L’instant d’après les deux écoliers descendaient côte à côte la Zurichbergstrasse en causant familièrement... en français.
«Est-ce qu’il y a longtemps que vous êtes à Zurich? demanda Jacques à son compagnon.
— Un an bientôt.
— Vous parlez très bien allemand, si j’en juge par ce que j’ai entendu hier à l’École.
— Je le parlais un peu avant de venir ici. Puis l’allemand est plus facile à apprendre pour nous, Anglais, que pour vous. Il y a beaucoup de mots qui sont communs aux deux langues, ou qui ont au moins beaucoup de ressemblance.

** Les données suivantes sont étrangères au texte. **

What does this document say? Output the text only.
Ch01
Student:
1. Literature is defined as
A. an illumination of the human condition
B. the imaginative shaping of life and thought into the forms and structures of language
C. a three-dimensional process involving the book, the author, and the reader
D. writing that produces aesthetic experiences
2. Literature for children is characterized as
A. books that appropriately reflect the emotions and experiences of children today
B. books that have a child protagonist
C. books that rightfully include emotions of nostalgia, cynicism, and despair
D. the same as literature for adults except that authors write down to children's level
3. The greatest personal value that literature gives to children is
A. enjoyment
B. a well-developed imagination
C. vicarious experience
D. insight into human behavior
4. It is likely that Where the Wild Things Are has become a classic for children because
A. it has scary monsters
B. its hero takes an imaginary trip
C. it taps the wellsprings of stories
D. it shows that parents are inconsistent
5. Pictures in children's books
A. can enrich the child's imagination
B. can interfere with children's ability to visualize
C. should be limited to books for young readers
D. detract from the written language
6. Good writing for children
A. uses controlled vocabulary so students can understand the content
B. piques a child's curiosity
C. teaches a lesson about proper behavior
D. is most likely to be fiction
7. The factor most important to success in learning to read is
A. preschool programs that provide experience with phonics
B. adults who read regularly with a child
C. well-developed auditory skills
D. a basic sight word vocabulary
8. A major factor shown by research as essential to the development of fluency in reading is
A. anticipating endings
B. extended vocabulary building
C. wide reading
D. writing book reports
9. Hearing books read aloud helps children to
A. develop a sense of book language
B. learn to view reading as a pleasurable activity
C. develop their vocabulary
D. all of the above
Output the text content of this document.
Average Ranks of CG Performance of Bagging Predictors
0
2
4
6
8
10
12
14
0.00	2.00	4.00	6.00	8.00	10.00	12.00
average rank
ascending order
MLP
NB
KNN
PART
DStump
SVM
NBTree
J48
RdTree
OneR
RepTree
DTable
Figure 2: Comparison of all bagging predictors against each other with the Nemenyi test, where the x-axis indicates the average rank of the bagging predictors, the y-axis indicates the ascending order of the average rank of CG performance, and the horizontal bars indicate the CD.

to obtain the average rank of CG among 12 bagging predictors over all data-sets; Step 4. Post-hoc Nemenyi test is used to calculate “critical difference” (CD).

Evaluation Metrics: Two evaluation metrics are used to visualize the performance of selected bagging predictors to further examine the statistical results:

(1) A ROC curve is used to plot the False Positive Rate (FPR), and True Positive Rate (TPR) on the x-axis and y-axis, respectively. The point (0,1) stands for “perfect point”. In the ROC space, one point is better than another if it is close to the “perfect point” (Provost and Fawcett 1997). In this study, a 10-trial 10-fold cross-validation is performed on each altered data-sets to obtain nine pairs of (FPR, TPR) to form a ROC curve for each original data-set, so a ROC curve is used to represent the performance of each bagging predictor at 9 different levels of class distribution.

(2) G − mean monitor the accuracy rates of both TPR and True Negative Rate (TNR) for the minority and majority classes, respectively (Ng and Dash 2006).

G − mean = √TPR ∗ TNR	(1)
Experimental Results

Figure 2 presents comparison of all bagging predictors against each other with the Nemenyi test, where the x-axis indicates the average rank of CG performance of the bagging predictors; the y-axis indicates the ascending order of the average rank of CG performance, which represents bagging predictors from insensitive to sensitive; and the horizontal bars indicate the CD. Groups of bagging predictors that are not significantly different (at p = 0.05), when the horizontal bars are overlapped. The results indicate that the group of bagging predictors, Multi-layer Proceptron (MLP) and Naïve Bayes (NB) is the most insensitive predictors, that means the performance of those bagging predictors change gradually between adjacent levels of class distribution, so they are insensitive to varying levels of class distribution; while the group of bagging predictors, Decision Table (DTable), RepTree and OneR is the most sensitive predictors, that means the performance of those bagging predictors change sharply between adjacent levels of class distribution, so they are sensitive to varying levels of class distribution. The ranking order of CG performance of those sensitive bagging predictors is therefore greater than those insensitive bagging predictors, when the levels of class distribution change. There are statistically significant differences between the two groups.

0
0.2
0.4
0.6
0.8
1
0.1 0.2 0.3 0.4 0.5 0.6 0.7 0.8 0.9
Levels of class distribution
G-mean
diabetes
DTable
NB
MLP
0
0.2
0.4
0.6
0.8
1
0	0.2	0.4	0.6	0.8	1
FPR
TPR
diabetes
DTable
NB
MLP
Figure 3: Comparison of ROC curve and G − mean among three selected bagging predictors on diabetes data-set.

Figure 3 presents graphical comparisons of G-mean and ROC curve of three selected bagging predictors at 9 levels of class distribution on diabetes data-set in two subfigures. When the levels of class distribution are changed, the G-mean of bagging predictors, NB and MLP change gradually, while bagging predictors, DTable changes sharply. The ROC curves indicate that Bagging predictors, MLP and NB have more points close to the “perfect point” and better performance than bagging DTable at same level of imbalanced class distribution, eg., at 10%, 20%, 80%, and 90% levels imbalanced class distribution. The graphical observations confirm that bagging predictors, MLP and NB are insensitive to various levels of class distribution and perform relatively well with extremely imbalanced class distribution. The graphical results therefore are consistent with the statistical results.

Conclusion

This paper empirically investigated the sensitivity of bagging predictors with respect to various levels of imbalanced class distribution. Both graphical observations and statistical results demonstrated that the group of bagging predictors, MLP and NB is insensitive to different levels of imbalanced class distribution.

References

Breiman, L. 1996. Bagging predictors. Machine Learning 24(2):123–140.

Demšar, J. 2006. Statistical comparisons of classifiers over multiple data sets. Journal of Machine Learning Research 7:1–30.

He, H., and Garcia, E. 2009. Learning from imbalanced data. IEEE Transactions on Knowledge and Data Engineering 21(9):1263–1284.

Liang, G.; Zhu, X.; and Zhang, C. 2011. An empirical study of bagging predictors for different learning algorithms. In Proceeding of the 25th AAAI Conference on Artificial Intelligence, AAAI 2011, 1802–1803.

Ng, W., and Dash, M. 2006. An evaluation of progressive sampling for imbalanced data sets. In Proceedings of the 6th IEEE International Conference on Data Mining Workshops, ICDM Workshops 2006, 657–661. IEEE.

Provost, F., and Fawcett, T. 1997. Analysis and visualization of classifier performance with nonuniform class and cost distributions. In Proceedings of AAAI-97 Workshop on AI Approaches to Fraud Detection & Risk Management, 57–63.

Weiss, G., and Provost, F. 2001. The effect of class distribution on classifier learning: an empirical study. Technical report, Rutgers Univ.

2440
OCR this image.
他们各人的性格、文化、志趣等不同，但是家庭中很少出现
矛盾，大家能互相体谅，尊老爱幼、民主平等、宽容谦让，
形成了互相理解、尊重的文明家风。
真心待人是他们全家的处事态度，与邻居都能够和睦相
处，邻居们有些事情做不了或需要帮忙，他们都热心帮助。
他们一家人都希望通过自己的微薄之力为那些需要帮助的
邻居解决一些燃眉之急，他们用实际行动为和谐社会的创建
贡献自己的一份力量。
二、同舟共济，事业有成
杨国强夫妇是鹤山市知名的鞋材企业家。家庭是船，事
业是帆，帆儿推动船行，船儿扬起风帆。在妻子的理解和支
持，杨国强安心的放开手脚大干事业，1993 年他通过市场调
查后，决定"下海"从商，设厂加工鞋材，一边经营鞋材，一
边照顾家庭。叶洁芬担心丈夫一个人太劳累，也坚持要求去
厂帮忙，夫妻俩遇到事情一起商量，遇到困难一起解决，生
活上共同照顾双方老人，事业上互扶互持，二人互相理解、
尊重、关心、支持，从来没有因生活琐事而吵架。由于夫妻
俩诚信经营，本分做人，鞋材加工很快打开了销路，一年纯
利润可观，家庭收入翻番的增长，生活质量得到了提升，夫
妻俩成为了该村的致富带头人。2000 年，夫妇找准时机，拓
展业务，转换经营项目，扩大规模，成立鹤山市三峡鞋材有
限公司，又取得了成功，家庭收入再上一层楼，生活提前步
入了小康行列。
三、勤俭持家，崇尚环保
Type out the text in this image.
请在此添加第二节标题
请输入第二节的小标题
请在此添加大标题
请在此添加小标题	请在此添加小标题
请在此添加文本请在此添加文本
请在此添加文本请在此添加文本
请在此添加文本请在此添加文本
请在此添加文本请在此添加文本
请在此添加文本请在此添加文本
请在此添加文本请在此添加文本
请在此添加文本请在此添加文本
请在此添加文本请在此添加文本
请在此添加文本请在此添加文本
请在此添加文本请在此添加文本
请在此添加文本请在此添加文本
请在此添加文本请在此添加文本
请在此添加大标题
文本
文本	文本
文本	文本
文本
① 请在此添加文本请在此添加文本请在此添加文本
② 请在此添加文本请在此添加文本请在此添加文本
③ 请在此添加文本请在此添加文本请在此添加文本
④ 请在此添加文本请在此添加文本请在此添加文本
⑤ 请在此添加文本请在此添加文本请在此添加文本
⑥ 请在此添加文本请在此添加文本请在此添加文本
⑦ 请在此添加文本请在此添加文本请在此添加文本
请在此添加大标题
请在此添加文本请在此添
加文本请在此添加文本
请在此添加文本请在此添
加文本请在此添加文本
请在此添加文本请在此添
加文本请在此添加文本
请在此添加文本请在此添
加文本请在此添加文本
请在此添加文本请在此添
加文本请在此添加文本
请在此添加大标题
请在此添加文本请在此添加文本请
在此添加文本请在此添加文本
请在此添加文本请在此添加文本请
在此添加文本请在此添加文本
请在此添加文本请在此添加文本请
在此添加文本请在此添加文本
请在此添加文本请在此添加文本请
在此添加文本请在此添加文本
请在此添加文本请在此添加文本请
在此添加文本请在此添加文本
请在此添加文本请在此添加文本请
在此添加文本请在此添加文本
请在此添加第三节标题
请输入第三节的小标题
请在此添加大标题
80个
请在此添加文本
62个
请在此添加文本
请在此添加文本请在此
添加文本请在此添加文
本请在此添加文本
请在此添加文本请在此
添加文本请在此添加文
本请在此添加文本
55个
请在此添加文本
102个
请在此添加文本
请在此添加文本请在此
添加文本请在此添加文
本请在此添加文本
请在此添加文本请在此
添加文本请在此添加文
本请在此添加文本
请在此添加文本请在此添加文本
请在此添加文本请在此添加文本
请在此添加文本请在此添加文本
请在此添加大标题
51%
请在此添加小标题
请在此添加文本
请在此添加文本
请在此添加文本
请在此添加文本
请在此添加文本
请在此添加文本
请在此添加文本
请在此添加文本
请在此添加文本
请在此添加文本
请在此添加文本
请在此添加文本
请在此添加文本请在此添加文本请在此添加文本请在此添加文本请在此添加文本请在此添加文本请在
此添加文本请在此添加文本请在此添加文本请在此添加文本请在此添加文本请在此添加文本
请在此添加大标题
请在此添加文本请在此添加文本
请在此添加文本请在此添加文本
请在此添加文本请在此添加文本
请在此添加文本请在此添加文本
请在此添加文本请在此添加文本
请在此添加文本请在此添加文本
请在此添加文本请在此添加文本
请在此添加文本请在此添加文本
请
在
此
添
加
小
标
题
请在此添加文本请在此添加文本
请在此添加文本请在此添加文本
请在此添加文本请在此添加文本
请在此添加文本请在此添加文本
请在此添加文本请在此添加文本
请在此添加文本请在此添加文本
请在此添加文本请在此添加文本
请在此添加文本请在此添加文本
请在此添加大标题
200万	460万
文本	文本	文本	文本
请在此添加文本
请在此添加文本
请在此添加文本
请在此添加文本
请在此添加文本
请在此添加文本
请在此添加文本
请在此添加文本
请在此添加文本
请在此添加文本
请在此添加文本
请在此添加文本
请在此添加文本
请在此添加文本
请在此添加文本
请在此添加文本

— Tant mieux, car je parle un peu l’anglais.
— Oui, je m’en suis aperçu à votre prononciation dans les quelques mots que nous avons échangés; cela vous sera très utile.
— Vous plaisez-vous ici?
— Assez; n’était le système d’enseignement que je trouve monotone, parce qu’on a trop affaire au même professeur; et aussi parce qu’ils ont la manie de parler tout le temps de la même chose.
— Est-ce possible?
— A coup sûr. N’avez-vous pas remarqué, durant la leçon d’hier, qu’après quelques minutes d’explication il n’a été tout le temps question que de lapins?
— Il est certain qu’il en a été parlé longuement.
— A propos des habitants des Baléares, M. Grüter a été jusqu’à demander à un de nos camarades si les Romains mangeaient du lapin!
— Oui, je me le rappelle, c’était à Disler, il a répondu qu’il n’en savait rien.
— Et le professeur en a profité pour faire une dissertation sur l’alimentation ancienne et moderne.
— C’est vrai. Encore qu’il ait dit des choses intéressantes, et qui prouvent une grande lecture, je trouve comme vous que c’est donner beaucoup de temps aux lapins. Je me demande pourquoi tant insister sur cet animal?
— C’est un principe de pédagogie helvétique, dont je trouve qu’on abuse, reprit Archibald. Il s’agit de fixer l’attention des élèves pendant toute une journée sur un sujet déterminé, en le tournant et le retournant sous tous ses aspects. Car, hier, vous n’avez avalé que la moitié du lapin, nous en avions eu déjà le matin à une autre sauce... Donc, pour atteindre le but qu’on se propose, on prend un sujet pour thème pendant tout un jour. C’est un régime qui peut avoir de bons effets à l’Ecole primaire, mais qui me semble puéril au Gymnase. D’autant qu’on n’approfondit guère le sujet du jour, on se contente de l’effleurer à tout propos et même hors de propos.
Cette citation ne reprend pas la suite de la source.